Марс по натуре великий лентяй, он и сюда из-за лени попал, вот почему, наверное, беспокойный, вечно что-то придумывающий Валентино вызывал у него чувство неприязни.

– Молчу, молчу, но… – он опять набил полный рот. – На-хла-тут втянуть хотел.

Разговаривать с Марсом трудно, он всегда что-нибудь жуёт. От затравки до затравки. Да еда ему не впрок – Семшов тощий как муравей. Только большие выпуклые глаза и странно толстые губы скрашивают его худобу и делают его даже привлекательным и нагловатым с виду. А уж, повторяюсь, лентяй. Король лентяев! Вот так лежит и жуёт всё время. Ни что его не беспокоит, ни что его не волнует. Коппент вначале на него даже ворчал, но перестал, зато обращался к нему его въедливо, называя только Марсом. Семшов на него не обижался, а послушно, как болванчик, кивал головой, так как рот всегда занят и на его лице при этом блуждает понимающая улыбка…

– Я – пошёл в камеру.

Марс сладко потянулся мне вслед.

– В домино, значит. Ну, ну, – и его челюсти задвигались, пережёвывая новую порцию еды.

Лифт бросил меня вниз, в камеру. Хочется пошуметь, не терпится услышать полновесные звуки. Вот мы порой и с удовольствием бьём костяшками домино. Шумим от души.
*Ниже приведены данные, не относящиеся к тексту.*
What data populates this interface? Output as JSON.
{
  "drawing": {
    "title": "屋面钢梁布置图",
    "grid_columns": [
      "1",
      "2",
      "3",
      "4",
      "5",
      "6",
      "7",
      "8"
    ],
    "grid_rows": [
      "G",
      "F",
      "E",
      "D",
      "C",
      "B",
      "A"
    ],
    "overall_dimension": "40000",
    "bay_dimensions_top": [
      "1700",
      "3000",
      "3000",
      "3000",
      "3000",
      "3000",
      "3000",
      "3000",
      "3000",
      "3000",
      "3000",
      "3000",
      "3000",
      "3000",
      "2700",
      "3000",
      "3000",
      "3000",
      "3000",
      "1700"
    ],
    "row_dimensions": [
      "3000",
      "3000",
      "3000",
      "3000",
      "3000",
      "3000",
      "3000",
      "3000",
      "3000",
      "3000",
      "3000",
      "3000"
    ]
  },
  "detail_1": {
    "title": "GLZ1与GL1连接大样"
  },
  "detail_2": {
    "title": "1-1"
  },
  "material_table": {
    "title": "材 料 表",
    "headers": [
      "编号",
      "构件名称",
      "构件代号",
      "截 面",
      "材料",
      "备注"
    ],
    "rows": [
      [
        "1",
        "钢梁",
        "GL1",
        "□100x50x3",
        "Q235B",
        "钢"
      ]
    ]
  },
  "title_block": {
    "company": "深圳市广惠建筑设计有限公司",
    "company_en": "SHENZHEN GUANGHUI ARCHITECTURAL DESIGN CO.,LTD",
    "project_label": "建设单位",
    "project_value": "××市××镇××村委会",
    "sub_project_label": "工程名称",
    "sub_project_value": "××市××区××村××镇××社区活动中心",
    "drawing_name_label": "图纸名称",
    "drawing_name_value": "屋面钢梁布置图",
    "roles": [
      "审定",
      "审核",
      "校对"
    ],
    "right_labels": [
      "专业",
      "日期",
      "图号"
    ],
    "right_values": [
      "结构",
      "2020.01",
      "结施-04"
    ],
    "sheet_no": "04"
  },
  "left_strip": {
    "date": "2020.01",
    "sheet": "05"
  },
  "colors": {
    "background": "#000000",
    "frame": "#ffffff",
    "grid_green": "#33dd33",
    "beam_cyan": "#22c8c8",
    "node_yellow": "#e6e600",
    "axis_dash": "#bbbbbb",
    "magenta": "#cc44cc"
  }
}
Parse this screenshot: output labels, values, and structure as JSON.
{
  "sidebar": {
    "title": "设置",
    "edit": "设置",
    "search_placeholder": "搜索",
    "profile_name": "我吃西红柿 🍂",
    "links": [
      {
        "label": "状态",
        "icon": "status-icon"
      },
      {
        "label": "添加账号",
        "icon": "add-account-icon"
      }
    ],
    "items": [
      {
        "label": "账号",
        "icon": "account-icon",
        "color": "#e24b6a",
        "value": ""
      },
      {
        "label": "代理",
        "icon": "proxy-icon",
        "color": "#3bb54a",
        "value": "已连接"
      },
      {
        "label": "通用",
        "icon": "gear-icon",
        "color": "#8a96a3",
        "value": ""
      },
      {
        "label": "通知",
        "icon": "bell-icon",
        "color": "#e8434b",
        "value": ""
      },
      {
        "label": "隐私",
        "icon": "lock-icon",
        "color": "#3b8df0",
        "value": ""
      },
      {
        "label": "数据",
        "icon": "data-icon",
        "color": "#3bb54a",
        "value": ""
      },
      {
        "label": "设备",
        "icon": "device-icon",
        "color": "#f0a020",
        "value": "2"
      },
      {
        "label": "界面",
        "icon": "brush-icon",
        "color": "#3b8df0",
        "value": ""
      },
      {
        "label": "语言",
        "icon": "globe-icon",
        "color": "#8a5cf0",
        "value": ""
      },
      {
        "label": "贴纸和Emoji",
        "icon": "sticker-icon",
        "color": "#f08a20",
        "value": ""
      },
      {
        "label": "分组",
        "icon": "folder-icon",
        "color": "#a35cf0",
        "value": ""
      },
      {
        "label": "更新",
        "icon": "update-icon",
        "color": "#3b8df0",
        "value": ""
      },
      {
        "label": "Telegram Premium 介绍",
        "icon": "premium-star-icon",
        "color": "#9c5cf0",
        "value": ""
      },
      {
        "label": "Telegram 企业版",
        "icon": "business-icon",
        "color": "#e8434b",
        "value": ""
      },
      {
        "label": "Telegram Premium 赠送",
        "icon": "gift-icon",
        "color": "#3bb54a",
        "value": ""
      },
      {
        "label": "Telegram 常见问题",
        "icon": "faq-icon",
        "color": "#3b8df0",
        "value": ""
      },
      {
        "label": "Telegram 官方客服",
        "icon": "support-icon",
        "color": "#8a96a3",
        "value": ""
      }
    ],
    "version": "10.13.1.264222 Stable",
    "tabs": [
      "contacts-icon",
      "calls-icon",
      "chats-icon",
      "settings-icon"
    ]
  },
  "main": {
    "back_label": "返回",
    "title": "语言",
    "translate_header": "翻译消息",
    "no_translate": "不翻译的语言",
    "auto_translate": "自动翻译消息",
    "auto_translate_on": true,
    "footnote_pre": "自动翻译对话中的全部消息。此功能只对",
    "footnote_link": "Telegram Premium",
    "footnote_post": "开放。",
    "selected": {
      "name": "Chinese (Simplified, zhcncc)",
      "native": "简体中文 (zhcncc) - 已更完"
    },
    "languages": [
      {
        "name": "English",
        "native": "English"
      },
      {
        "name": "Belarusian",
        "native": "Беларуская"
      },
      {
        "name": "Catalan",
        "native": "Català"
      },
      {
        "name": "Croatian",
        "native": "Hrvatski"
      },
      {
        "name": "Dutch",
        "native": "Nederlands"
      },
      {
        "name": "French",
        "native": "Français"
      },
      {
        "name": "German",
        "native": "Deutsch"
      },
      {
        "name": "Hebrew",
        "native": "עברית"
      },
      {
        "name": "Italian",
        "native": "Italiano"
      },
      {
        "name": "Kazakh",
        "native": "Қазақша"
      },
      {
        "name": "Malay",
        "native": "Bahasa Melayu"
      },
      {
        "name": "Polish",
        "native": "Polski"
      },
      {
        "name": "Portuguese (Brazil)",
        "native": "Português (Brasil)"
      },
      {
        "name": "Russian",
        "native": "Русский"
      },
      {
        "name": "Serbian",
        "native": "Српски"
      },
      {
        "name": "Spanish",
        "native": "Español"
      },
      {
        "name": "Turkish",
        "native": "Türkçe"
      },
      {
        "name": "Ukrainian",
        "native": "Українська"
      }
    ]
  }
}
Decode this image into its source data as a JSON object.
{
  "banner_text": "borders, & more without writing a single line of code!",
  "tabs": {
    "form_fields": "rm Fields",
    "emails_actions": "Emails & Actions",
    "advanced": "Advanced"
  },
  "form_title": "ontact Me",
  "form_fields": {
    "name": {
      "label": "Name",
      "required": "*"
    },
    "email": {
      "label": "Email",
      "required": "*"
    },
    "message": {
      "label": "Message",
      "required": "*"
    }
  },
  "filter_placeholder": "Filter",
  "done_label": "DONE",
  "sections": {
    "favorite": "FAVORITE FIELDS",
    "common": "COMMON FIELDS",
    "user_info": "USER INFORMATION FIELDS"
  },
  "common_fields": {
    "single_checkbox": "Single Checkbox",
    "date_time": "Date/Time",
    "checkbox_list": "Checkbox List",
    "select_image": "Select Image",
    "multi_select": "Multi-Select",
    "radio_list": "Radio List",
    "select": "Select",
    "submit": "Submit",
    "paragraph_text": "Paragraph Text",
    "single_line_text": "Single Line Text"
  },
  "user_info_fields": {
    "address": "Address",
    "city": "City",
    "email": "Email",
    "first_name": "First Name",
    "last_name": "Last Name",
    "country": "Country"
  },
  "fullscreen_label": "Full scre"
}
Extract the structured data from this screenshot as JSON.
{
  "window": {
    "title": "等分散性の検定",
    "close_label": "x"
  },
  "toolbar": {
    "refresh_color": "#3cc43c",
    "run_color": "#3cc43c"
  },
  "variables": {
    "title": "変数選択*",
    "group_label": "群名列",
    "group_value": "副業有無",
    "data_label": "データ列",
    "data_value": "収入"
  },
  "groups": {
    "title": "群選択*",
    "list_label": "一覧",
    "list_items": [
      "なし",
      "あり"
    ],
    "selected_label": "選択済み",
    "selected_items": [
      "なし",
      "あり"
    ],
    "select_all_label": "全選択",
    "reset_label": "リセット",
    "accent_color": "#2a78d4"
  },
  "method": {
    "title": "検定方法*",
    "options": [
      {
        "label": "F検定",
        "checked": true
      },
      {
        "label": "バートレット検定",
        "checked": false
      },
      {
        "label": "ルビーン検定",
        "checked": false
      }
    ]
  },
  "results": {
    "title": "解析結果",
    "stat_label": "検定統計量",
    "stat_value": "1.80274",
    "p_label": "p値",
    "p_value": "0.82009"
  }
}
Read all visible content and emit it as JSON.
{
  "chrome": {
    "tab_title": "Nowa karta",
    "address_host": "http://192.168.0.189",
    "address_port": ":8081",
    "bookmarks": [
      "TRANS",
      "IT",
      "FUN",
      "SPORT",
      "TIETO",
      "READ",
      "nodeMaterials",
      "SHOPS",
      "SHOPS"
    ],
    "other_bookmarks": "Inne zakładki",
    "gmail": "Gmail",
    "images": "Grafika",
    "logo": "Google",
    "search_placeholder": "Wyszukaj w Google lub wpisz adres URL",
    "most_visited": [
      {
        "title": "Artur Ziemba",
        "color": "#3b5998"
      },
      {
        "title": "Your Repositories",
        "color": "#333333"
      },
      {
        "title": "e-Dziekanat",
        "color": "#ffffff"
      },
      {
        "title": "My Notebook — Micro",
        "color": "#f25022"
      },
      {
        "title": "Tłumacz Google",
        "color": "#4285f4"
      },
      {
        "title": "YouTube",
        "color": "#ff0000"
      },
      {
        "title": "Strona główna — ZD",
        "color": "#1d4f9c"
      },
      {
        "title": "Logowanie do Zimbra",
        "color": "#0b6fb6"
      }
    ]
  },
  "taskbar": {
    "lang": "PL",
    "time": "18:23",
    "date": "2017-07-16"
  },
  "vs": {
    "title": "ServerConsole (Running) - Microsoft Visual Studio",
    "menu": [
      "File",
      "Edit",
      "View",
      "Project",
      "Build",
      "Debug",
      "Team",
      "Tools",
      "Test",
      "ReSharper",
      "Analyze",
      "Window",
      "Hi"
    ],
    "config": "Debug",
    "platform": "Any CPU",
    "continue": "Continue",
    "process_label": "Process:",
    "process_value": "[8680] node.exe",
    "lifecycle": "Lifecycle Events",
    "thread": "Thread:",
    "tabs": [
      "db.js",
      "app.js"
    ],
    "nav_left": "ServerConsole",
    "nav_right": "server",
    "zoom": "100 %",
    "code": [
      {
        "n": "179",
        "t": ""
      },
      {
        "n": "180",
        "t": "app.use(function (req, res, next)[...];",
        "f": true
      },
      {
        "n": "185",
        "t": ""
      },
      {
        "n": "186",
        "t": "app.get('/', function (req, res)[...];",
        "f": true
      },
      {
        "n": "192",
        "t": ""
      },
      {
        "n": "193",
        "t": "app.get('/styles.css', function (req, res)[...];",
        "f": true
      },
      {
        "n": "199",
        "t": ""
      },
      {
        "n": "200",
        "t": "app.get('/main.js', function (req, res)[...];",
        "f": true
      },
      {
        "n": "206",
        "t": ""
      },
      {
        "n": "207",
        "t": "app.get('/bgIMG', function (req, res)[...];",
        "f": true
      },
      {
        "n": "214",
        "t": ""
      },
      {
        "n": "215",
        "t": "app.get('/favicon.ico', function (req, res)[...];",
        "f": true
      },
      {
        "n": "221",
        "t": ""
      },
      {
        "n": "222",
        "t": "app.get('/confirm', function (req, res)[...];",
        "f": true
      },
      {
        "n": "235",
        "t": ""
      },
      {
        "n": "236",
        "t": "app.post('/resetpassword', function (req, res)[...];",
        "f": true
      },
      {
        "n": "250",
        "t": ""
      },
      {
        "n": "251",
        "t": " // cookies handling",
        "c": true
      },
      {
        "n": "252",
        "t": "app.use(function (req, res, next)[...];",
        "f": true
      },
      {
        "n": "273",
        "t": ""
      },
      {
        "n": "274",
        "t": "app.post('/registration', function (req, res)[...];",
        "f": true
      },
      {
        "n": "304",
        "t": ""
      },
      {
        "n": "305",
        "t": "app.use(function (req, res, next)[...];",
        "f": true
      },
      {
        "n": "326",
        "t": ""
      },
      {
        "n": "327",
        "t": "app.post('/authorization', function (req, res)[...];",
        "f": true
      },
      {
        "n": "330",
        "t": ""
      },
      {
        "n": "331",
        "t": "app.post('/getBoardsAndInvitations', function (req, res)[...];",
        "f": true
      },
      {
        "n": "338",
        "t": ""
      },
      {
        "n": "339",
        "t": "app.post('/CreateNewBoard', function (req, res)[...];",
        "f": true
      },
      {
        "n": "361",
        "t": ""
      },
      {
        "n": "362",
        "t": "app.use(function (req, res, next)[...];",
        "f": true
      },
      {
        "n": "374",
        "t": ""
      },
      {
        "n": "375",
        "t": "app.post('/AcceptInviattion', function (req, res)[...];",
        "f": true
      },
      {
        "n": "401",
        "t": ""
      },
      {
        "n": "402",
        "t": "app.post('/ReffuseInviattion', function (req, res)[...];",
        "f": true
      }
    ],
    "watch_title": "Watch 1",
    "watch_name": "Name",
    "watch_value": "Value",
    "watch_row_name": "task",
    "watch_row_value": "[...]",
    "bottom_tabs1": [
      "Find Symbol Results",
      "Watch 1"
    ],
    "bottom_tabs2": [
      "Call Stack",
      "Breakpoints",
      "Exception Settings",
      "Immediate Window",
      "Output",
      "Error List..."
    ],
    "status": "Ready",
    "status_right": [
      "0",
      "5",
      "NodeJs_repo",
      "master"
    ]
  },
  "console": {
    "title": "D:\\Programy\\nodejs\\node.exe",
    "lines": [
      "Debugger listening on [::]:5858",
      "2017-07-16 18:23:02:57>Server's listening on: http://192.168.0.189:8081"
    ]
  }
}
Входной люк с треском захлопнулся за спиной, я непроизвольно застыл на мгновение, ожидая удара, взрыва. Опомнился. В камере всё можно. Кричать можно, стучать можно. Можно петь во весь голос, играть на духовых инструментах и слушать музыку. А всё потому, что в камере создана земная атмосфера.

И здесь всегда можно найти партнёра – кого-нибудь из свободной смены работников, так что уже через минуту я был в игре.


– Вот видите? – Коппент экономным движением руки показал на оплавленное поле (спёкшийся песок, глянцевитые бугорки оплавленных булыжников). – Здесь взорвался сверх бесшумный, обладающий мягкой посадкой планер. На нём… семь человек. И вот, видите, что получилось?.. Несильный звук при касании поверхности, амортизаторы в клочья… Тут же удар о грунт и взрыв.

Начальник станции говорил тихо, слова не выходили из его рта, а оставались где-то там, между языком и гортанью. Он их произносил лишь для того, чтобы его могли понять, а потом как будто проглатывал их…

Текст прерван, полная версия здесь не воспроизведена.